Upgrading¶
This page captures the upgrade notes for every release that needs operator attention. Patch releases that only fix bugs without changing behaviour are omitted; see the full Changelog for every release.
How versions are cut¶
| Bump | Trigger | What you should expect |
|---|---|---|
| PATCH | Bugfix, docs-only change, rebuild tweak, Restic patch bump without behaviour change. | Drop in. No config changes required. |
| MINOR | New feature, new env variable, new script hook, materially new behaviour. | Drop in; pre-existing behaviour preserved. May expose new optional knobs. |
| MAJOR | Breaking configuration, path, or runtime contract change. | Read the upgrade note carefully. May require config rename. |
See Versioning policy for the full semver contract.
2.4.0 → 2.5.0¶
Multi-host retention hardening. Three composing changes, all backwards
compatible — single-host setups and operators who never touched
RESTIC_FORGET_ARGS see no behaviour change.

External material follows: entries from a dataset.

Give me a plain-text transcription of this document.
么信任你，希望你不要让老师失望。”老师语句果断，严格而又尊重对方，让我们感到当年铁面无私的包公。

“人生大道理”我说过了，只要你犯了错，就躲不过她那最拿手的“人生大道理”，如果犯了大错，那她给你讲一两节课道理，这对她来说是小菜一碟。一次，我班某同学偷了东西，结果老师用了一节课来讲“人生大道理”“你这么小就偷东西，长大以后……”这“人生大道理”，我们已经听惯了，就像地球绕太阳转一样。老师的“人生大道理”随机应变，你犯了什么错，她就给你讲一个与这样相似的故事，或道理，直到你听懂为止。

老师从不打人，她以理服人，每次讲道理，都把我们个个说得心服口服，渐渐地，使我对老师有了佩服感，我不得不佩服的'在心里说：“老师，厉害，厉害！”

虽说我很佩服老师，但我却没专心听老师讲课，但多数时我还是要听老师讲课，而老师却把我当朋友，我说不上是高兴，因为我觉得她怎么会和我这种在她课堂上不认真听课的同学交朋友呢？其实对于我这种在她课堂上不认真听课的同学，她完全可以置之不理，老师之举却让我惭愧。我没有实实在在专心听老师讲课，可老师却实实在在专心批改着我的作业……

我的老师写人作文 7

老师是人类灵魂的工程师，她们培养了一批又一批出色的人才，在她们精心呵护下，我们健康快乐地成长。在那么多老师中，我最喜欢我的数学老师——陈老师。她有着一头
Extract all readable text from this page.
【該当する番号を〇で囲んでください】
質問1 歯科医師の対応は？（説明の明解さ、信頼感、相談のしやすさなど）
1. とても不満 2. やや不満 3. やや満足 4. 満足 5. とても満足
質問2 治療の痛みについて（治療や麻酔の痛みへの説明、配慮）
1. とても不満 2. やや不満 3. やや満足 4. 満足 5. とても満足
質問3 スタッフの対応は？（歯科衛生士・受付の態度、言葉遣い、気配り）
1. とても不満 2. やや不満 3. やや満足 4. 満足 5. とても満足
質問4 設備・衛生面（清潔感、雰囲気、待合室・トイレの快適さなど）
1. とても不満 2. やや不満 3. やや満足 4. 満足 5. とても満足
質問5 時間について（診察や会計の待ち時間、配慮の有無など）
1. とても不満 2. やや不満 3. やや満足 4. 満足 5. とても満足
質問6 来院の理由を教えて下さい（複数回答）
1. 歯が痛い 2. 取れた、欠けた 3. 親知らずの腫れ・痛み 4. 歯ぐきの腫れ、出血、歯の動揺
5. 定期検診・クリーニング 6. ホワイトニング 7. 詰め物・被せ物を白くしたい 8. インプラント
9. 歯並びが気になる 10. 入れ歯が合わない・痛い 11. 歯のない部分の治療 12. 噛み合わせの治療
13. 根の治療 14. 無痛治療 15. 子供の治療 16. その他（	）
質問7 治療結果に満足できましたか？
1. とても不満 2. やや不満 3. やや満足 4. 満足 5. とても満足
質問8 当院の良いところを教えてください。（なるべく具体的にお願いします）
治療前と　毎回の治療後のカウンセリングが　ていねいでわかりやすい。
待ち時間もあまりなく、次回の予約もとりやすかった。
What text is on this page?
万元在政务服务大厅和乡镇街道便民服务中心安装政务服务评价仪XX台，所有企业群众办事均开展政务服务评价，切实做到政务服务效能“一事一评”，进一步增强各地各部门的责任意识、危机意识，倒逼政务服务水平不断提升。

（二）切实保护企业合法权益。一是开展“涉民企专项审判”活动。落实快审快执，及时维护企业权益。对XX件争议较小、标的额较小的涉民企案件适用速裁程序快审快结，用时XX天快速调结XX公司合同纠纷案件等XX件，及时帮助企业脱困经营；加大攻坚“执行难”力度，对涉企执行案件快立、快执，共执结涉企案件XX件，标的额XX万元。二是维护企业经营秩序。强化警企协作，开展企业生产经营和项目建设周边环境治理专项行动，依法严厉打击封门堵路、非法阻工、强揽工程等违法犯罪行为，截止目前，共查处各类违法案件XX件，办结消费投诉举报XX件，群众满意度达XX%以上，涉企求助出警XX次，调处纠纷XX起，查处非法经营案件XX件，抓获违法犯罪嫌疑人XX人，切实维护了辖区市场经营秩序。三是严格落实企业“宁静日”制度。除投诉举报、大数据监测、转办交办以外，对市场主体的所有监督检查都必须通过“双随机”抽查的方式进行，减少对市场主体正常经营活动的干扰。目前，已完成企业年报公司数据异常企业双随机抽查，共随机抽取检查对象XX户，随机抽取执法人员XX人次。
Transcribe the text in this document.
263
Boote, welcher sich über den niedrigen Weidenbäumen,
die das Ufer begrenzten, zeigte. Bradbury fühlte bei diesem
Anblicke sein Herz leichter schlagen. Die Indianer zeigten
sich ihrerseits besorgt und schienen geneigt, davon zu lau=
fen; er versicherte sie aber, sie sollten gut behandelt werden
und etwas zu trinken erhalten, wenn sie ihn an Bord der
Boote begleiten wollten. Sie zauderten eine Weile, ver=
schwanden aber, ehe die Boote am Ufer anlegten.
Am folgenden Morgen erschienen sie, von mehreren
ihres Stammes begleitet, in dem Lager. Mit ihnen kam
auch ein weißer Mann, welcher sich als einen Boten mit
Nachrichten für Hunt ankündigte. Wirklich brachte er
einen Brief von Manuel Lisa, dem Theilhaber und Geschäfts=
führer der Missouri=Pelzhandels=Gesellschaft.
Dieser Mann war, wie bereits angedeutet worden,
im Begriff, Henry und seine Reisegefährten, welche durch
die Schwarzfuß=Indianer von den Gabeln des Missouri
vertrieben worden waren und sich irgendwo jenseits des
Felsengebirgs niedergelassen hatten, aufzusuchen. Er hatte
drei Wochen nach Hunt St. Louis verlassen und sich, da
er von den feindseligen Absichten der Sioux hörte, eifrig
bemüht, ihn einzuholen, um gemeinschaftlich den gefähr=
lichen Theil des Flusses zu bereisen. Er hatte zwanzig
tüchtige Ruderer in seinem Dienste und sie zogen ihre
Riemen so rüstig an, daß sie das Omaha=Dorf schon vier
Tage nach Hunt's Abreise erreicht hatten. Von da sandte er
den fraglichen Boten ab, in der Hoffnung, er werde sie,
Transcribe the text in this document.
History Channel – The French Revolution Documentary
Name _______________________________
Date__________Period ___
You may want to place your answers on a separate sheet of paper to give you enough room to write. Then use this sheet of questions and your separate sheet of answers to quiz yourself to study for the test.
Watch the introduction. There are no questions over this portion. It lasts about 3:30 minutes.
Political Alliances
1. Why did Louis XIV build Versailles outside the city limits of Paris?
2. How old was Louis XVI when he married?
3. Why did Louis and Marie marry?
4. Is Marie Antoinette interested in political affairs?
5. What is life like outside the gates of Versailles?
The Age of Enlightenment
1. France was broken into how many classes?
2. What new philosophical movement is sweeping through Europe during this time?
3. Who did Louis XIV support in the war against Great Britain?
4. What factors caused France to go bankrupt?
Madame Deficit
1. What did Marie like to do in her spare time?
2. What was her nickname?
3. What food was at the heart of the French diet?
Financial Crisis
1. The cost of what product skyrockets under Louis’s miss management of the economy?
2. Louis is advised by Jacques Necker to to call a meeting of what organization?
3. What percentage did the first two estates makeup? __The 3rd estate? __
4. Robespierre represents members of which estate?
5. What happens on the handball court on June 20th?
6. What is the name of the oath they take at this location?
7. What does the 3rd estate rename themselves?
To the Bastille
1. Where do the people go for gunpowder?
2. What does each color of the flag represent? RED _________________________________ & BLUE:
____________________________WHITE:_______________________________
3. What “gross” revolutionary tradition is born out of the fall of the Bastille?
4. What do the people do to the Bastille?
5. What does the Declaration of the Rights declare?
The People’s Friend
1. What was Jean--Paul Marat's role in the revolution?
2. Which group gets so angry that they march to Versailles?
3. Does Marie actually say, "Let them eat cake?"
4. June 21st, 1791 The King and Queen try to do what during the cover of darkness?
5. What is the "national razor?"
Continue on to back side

1. New standalone forget worker (FORGET_CRON)¶
/bin/forget is a new worker that mirrors the existing /bin/prune
shape: own flock on /var/run/forget.lock, own log
(/var/log/forget-last.log), own JSON summary
(/var/log/last-forget.json), own Prometheus textfile
(restic_forget.prom), own mail subject ([OK|FAIL N] Forget …),
own webhook payload, own pre-forget / post-forget "$rc" hooks. It
reuses RESTIC_FORGET_ARGS verbatim — no duplicate retention env
var.
Activate by setting FORGET_CRON (default: empty). When set,
/bin/backup automatically skips its inline post-backup forget
(cron log records ⏭ Skipping inline forget: FORGET_CRON is set …)
so the repository's exclusive forget-lock is only ever taken inside
this dedicated maintenance window. Recommended for repositories
shared by multiple hosts: eliminates the exit-11 race entirely.
environment:
FORGET_CRON: "30 1 * * *"
RESTIC_FORGET_ARGS: "--retry-lock=5m --keep-daily 7 --keep-weekly 8 --keep-monthly 12"
See Forget worker for the full state machine, sample configurations and exit-code reference.
2. Soft-skip semantic for restic forget exit 11¶
On a repository shared by multiple hosts, two simultaneous backups
can race for the exclusive lock that restic forget needs. Only one
acquires it; the other returns restic exit 11 ("failed to lock
repository"). Until 2.4.0 the worker treated that as a hard failure
(❌ Forget Failed with Status 11) and, with RESTIC_AUTO_UNLOCK=ON,
would unlock the other host's legitimate lock — a foot-gun on
multi-host setups.
2.5.0 downgrades the exit-11 case to an informational skip in both
the inline path (/bin/backup) and the new standalone worker
(/bin/forget):
- Cron log records
⏭ Forget skipped: repository was locked by another host (exit 11). Retention will catch up on the next backup tick. - The backup itself still exits
0;last-backup.jsonkeepsexit_code: 0. restic unlockis intentionally never run on exit 11 regardless ofRESTIC_AUTO_UNLOCK(the lock we lost is another host's legitimate lock).- All other non-zero forget exits keep their existing fail-loud handling.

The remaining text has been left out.